El Gobierno presenta la medida como un mensaje directo de certeza jurídica para atraer inversión y reactivar proyectos productivos, mientras sectores sociales advierten sobre riesgos para la soberanía regulatoria del país.
¿Qué es el CIADI y por qué importa?
El Centro Internacional de Arreglo de Diferencias Relativas a Inversiones (CIADI) es un foro donde se tramitan controversias de inversión (por ejemplo, cuando una empresa alega que un Estado violó compromisos de un tratado o contrato).
Para los gobiernos, pertenecer al CIADI suele interpretarse como un “sello” de acceso a un mecanismo reconocido por inversionistas; para críticos, también puede convertirse en una vía para demandas multimillonarias que presionen políticas públicas.
La ruta del retorno: carta de enero y firma en marzo
En el caso hondureño, el debate no es nuevo. Honduras denunció el Convenio CIADI en 2024 y, por regla del propio tratado, la salida se hizo efectiva seis meses después, el 25 de agosto de 2024, tras la notificación realizada en febrero de ese año.
La administración de Asfura aceleró el retorno desde el inicio de su mandato. Según información divulgada por medios internacionales y nacionales, el presidente solicitó formalmente el reingreso el 27 de enero, mediante comunicación dirigida a la Secretaría General del organismo.
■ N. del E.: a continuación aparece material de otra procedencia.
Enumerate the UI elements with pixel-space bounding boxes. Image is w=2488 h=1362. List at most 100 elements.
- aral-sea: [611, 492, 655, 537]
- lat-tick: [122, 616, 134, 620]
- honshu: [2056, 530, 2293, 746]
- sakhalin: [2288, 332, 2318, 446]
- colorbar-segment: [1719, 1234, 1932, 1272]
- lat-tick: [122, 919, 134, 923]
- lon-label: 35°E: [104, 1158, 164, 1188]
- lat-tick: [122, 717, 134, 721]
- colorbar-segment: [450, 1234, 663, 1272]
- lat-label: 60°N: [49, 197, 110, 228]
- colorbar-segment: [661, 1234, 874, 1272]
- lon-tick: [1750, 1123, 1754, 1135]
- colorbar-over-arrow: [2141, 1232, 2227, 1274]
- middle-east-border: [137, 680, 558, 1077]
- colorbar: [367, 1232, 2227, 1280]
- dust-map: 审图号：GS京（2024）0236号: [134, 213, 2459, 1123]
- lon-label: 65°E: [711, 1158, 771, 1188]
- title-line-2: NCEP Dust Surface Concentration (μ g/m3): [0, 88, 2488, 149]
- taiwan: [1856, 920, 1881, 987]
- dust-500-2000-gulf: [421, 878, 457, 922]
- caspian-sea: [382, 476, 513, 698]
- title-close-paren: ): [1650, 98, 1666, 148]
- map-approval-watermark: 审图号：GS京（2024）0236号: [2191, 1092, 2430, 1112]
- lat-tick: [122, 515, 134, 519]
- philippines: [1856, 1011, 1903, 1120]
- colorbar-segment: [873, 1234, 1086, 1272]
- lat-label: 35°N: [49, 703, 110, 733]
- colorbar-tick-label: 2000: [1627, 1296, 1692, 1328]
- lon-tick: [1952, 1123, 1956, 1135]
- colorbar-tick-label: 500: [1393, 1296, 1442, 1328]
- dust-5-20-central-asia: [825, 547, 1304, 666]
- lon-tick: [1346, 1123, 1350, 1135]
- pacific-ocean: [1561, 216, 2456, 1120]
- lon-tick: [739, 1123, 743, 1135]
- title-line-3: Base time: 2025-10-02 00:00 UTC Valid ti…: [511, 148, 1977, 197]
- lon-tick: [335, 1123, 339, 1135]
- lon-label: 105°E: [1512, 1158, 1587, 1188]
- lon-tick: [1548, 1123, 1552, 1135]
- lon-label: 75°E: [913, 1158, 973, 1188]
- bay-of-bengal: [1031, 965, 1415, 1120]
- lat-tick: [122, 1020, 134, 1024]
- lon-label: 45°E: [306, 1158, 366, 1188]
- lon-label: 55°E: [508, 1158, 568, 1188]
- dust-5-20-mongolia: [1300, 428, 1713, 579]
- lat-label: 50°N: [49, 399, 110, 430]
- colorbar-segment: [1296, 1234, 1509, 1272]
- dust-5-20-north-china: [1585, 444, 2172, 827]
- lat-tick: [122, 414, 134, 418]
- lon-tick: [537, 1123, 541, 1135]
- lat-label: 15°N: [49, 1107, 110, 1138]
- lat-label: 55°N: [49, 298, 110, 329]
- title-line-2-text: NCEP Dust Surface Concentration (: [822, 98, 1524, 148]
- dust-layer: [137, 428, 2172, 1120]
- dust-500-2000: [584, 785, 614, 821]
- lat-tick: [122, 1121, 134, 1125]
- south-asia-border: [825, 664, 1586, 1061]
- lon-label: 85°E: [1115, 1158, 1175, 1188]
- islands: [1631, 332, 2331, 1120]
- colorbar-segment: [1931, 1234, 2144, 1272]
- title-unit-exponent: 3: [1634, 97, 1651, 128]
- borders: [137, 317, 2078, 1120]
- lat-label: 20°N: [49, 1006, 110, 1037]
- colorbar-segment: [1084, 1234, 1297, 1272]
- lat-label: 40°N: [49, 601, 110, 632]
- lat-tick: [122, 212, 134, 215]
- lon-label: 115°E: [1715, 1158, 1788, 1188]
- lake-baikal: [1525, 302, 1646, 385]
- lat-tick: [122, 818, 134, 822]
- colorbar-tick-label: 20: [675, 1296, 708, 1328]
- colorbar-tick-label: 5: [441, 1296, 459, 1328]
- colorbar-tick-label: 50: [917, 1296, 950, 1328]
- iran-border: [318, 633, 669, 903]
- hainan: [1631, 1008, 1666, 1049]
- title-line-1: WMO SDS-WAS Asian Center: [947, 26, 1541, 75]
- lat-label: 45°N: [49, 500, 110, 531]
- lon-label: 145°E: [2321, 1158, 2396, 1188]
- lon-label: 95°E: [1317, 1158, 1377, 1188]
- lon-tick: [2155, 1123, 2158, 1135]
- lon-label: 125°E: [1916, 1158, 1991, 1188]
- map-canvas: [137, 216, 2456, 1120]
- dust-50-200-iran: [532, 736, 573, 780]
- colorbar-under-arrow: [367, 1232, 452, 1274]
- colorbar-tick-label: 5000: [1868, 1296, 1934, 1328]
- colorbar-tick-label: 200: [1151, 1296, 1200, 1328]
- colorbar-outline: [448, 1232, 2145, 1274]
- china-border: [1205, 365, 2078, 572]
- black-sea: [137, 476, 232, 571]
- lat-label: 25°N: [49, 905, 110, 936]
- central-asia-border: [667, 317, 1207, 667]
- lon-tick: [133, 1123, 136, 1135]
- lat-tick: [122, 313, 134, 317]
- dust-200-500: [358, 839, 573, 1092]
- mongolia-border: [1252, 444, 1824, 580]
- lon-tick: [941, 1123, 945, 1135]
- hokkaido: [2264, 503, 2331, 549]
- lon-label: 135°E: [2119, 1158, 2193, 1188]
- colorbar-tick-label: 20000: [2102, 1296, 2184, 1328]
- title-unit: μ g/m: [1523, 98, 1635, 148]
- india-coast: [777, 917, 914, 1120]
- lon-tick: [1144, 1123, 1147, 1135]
Ahora, la agenda se concreta con un viaje a Washington para formalizar el reingreso, en una fecha que distintas publicaciones sitúan alrededor del 6 de marzo, en paralelo a reuniones políticas y económicas en EE. UU.
El mensaje del Gobierno: “certeza jurídica” y atracción de inversión
Desde Casa de Gobierno, la narrativa es clara: volver al CIADI busca reducir la percepción de riesgo país, facilitar decisiones de inversión y respaldar iniciativas de modernización, empleo y crecimiento.
En la delegación que acompaña al mandatario se mencionan figuras clave del gabinete económico y diplomático, lo que refuerza la señal de que el tema se considera prioritario para la agenda de inversión.
En términos prácticos, el Ejecutivo apuesta a que el retorno: mejore la confianza de inversionistas en proyectos de energía, infraestructura, manufactura y servicios; facilite financiamiento y asociaciones público-privadas al bajar el “costo reputacional” del litigio; y ordene el clima de negocios, ofreciendo una ruta clara para resolver disputas cuando fracasan las negociaciones locales.
Las alertas de organizaciones: el costo de arbitrar “fuera del país”
Sin embargo, la decisión reabre una discusión sensible: ¿cuánto margen tiene el Estado para regular sin exponerse a arbitrajes costosos? Organizaciones y voces críticas insisten en que el retorno al CIADI no garantiza por sí solo seguridad jurídica y puede fortalecer asimetrías a favor de grandes corporaciones, especialmente si el país mantiene tratados y contratos con cláusulas de arbitraje internacional.
El punto de choque es conocido en la región: cuando un Estado introduce reformas (tarifas, concesiones, licencias, ambiente, minería, energía), una empresa puede alegar afectación a expectativas o inversiones y llevar el caso a arbitraje. Para el Gobierno, esa “regla del juego” es precisamente lo que da previsibilidad; para los críticos, puede funcionar como un freno a políticas públicas.
Qué sigue: señales y resultados medibles
Más allá del anuncio, el impacto real se medirá en meses, no en titulares. Tres indicadores clave para seguir:
nuevos anuncios de inversión (montos y empleo) vinculados a la señal de estabilidad;
manejo de disputas existentes y si el retorno cambia la estrategia legal del Estado; reformas internas: tribunales, permisos, transparencia y reglas claras, porque el arbitraje internacional no sustituye un sistema local confiable.
Por ahora, Asfura apuesta a que el retorno al CIADI sea un gesto de confianza hacia mercados y organismos internacionales, en un momento en que Honduras busca reposicionarse en el mapa de inversión regional.